11 L’obstacle de l’interposition par l’objet, le “magique”

Le Dieu biblique, le Dieu d’Israël ne se représente pas. Il se distingue de la sorte des dieux païens. Cela est présent dès le décalogue.

‘Tu ne te feras point d’image taillée, ni de représentation quelconque des choses qui sont en haut dans les cieux, qui sont en bas sur la terre, et qui sont dans les eaux plus bas que terre. ’ ‘Tu ne te prosterneras point devant elles, et tu ne les serviras point, car moi , l’Eternel, ton Dieu, je suis un Dieu jaloux, qui punis l’iniquité des pères sur les enfants, jusqu’à la troisième et à la quatrième génération de ceux qui me haïssent et qui fais miséricorde jusqu’en mille générations à ceux qui m’aiment et qui gardent mes commandements. 924 ’ ‘Vous ne vous ferez point d’idoles, vous ne vous élèverez ni d’image taillée ni de statue, et vous ne placerez dans votre pays aucune pierre ornée de figures, pour vous prosterner devant elles ; car je suis l’Éternel ton Dieu. 925

Évoquons encore l’épisode du veau d’or que fabriqua Aron à la demande du peuple qui s’inquiétait de l’absence de Moïse, lors de la traversée du désert du peuple d’Israël épisode qui se situe juste avant que Moïse ne descendit de la montagne, le mont Sinaï, d’où il devait ramener les tables de la loi. 926

Nous l’avons déjà dit : si l’homme est, bibliquement, à l’image de Dieu, on ne peut, tout aussi bibliquement, réduire Dieu à l’image de l’homme.
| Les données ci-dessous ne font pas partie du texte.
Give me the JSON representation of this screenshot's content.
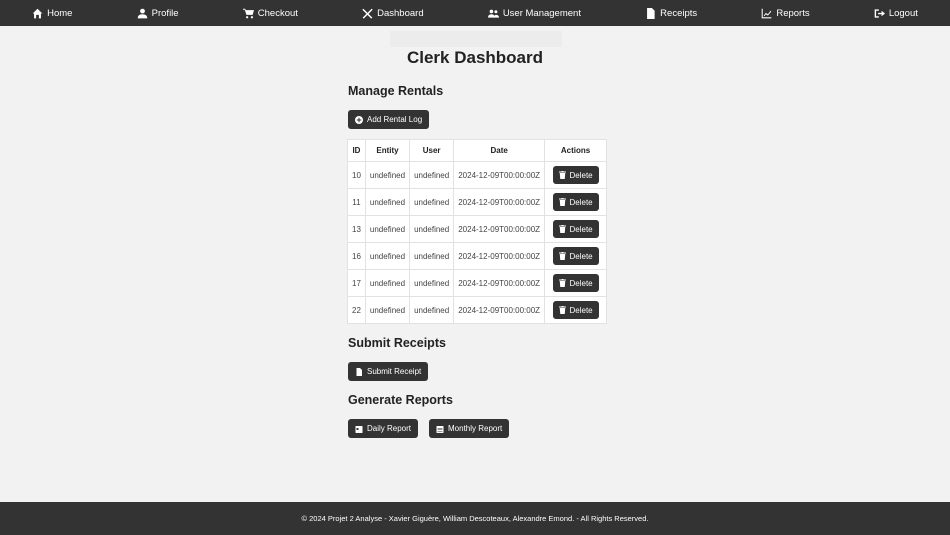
{
  "nav": {
    "items": [
      {
        "label": "Home",
        "icon": "home-icon"
      },
      {
        "label": "Profile",
        "icon": "user-icon"
      },
      {
        "label": "Checkout",
        "icon": "cart-icon"
      },
      {
        "label": "Dashboard",
        "icon": "tools-icon"
      },
      {
        "label": "User Management",
        "icon": "users-icon"
      },
      {
        "label": "Receipts",
        "icon": "file-invoice-icon"
      },
      {
        "label": "Reports",
        "icon": "chart-line-icon"
      },
      {
        "label": "Logout",
        "icon": "sign-out-icon"
      }
    ]
  },
  "page": {
    "title": "Clerk Dashboard"
  },
  "rentals": {
    "heading": "Manage Rentals",
    "add_label": "Add Rental Log",
    "columns": [
      "ID",
      "Entity",
      "User",
      "Date",
      "Actions"
    ],
    "rows": [
      {
        "id": "10",
        "entity": "undefined",
        "user": "undefined",
        "date": "2024-12-09T00:00:00Z",
        "action": "Delete"
      },
      {
        "id": "11",
        "entity": "undefined",
        "user": "undefined",
        "date": "2024-12-09T00:00:00Z",
        "action": "Delete"
      },
      {
        "id": "13",
        "entity": "undefined",
        "user": "undefined",
        "date": "2024-12-09T00:00:00Z",
        "action": "Delete"
      },
      {
        "id": "16",
        "entity": "undefined",
        "user": "undefined",
        "date": "2024-12-09T00:00:00Z",
        "action": "Delete"
      },
      {
        "id": "17",
        "entity": "undefined",
        "user": "undefined",
        "date": "2024-12-09T00:00:00Z",
        "action": "Delete"
      },
      {
        "id": "22",
        "entity": "undefined",
        "user": "undefined",
        "date": "2024-12-09T00:00:00Z",
        "action": "Delete"
      }
    ]
  },
  "receipts": {
    "heading": "Submit Receipts",
    "submit_label": "Submit Receipt"
  },
  "reports": {
    "heading": "Generate Reports",
    "daily_label": "Daily Report",
    "monthly_label": "Monthly Report"
  },
  "footer": {
    "text": "© 2024 Projet 2 Analyse - Xavier Giguère, William Descoteaux, Alexandre Emond. - All Rights Reserved."
  },
  "colors": {
    "nav_bg": "#333333",
    "page_bg": "#f2f2f2",
    "button_bg": "#333333"
  }
}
L’homme, d’images en images, n’en arrive à adorer que moins que l’homme, c’est à dire la bête que nous retrouvons depuis le livre de Job et le Léviathan 927 jusqu’au livre de l’Apocalypse comme étant l’ennemie principale jurée et ultime de Dieu.

Caractéristique de la révélation biblique est cette filiation en quelque sorte inversée de celle qui s’opère en Christ et qui semble constituer l’association aveugle entre technique et magie, illusion et pouvoir, adoration de la bête et disparition de l’intimité personnelle de l’homme au profit d’un monopsychisme tyrannique.

Le livre de l’Apocalypse évoque l’image de la bête, comme étant l’ ennemie de Dieu, dans les derniers temps. 928

‘Puis je vis monter de la terre une autre bête (...) Et elle séduisait les habitants de la terre par les prodiges qui lui étaient donnés d’opérer en présence de la bête, afin que l’image de la bête parlât, et qu’elle fît que tous ceux qui n’adoraient pas l’image de la bête fussent tués. Et elle fit que tous, petits et grands, riches et pauvres, libres et esclaves, reçussent une marque sur leur main droite ou sur leur front, et que personne ne pût acheter ni vendre, sans avoir la marque, le nom de la bête, ou le nombre de son nom. 929

Ce texte, presque deux fois millénaires, relève une extraordinaire et fort évidente première convergence avec le modèle systémique informatique, télévisuel, virtuel qui caractérise notre monde contemporain, et son association historique, voire encore à venir ou hypothétique, avec des idéologies totalitaires.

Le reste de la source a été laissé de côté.